We continue our countdown of 20 things to do before Memorial Day in the Hamptons (or North Fork) with:
#6: Go for a Hike
The Hamptons may be deemed as the paradisiacal beach resort of gourmet eateries and marinas by the visiting eastbound city dwellers, but for many, the East End is home to some of the most scenic and gorgeous natural areas New York has to offer, steeped in history, natural wildlife and fauna.
Natives also know of the noise pollution the area succumbs to in the summer season. How else can you experience the natural beauty of our East End with the calming white noise of distant crashing waves and crunching leaves than by taking a long, peaceful hike?
Lucky for us, the East End has several nature preserves and hiking trails for us to enjoy! So take advantage of it while you can! Here are some of our recommendations:
Stretching from Rocky Point to Montauk at 125 miles long, Paumanok Path is one of the most exciting hiking trail on Long Island, covering the various natural habitats and locations of the island. The trail was inspired by Stephen Talkhouse, a Montaukett Indian known for his 25-30 mile hikes, but that doesn’t mean you have to hike the whole length—the trail has several stations where one can hop on or hop off.
The Elizabeth A. Morton Wildlife Refuge in Sag Harbor is a 187-acre nature preserve that hosts a hiking trail that traverse through dense forests to rocky beaches. Though the best part of the refuge are its friendly winged residents, eager to eat out of the palm of your hand.

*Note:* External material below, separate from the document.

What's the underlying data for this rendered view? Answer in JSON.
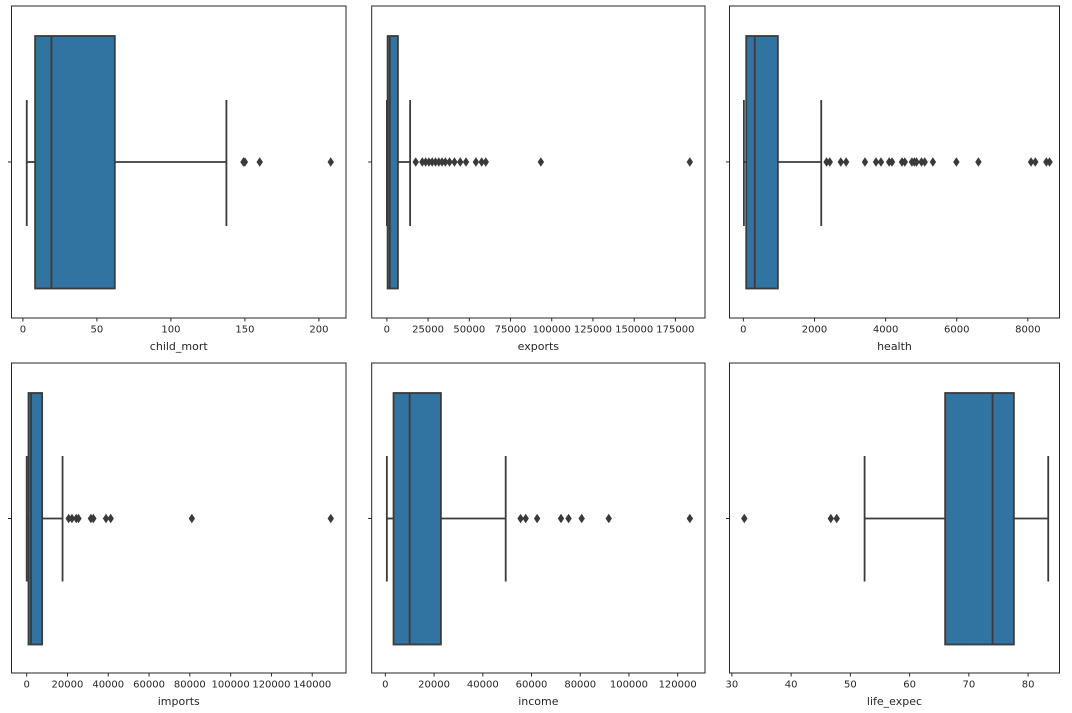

Camp Hero State Park—located at the tip of Montauk, Camp Hero is a hiking destination shrouded in an eerie history. Once an army base, now defunct, the park is known for the numerous legends of top secret military tests executed there, spanning from time travel to mind control. Despite the spooky nature of the park, the actual nature of the park is one to behold, hosting beaches great for fishing and fields of tall grass that surround the deserted structures of the park.
Quogue Wildlife Refuge is host to several diverse natural habitats of forests and ponds that stretch across its 300 acres, with seven miles of hiking trails on premises. The refuge also has an outdoor wildlife complex which houses several permanently injured animals, from several types of owls to tortoises. Say hi to the bobcat for us!